Tłumy ludzi, opóźnione pociągi, zerwane trakcje.
Pamiętam obietnicę ministra Nowaka, że nie będzie sprzedaży biletów bez miejscówek.
A jak to wygląda obecnie? 22 grudnia do pociągu do Terespola na Dworcu Wschodnim wejść się nie dało - bardzo dużo ludzi zostało na peronie. W pociągu ludzie stłoczeni jak bydło. Sceny jak z okupacji albo z Indii (tylko w Polsce jakby trochę zimniej). Ludzie nie mogą dojechać na Święta. PKP sprzedało o wiele więcej biletów niż pociąg był w stanie zabrać.

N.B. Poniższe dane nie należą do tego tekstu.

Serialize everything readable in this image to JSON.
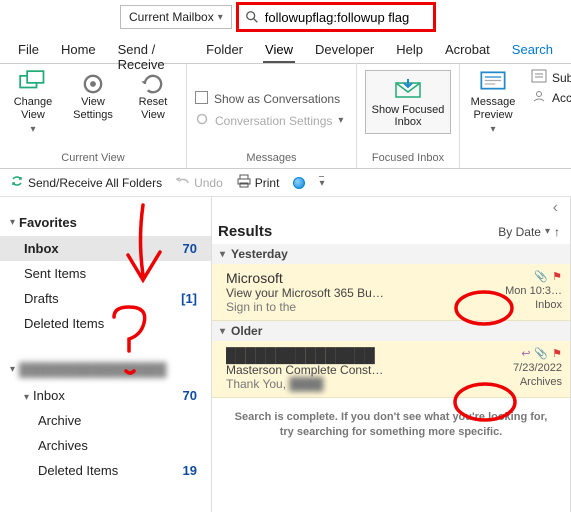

W kasie, gdzie kupowałem bilet, nie chcą przyjąć reklamacji, bo to inna spółka kolejowa. W kasie spółki, która obsługiwała pociąg - PKP Intercity, odsyłają do poprzedniej kasy, bo tam kupiłem bilet. W informacji odsyłają do biura obsługi klienta na Centralnym, bo nie chcę aby potrącili 10% ceny biletu, nie moja wina, że nie wsiąsłem do pociągu.
Reklamacjami zajmuje się biuro w Krakowie. To może lepiej od razu do Krakowa jechać?
Wesołych Świąt wszystkim podróżnym życzą Polskie Koleje Państwowe!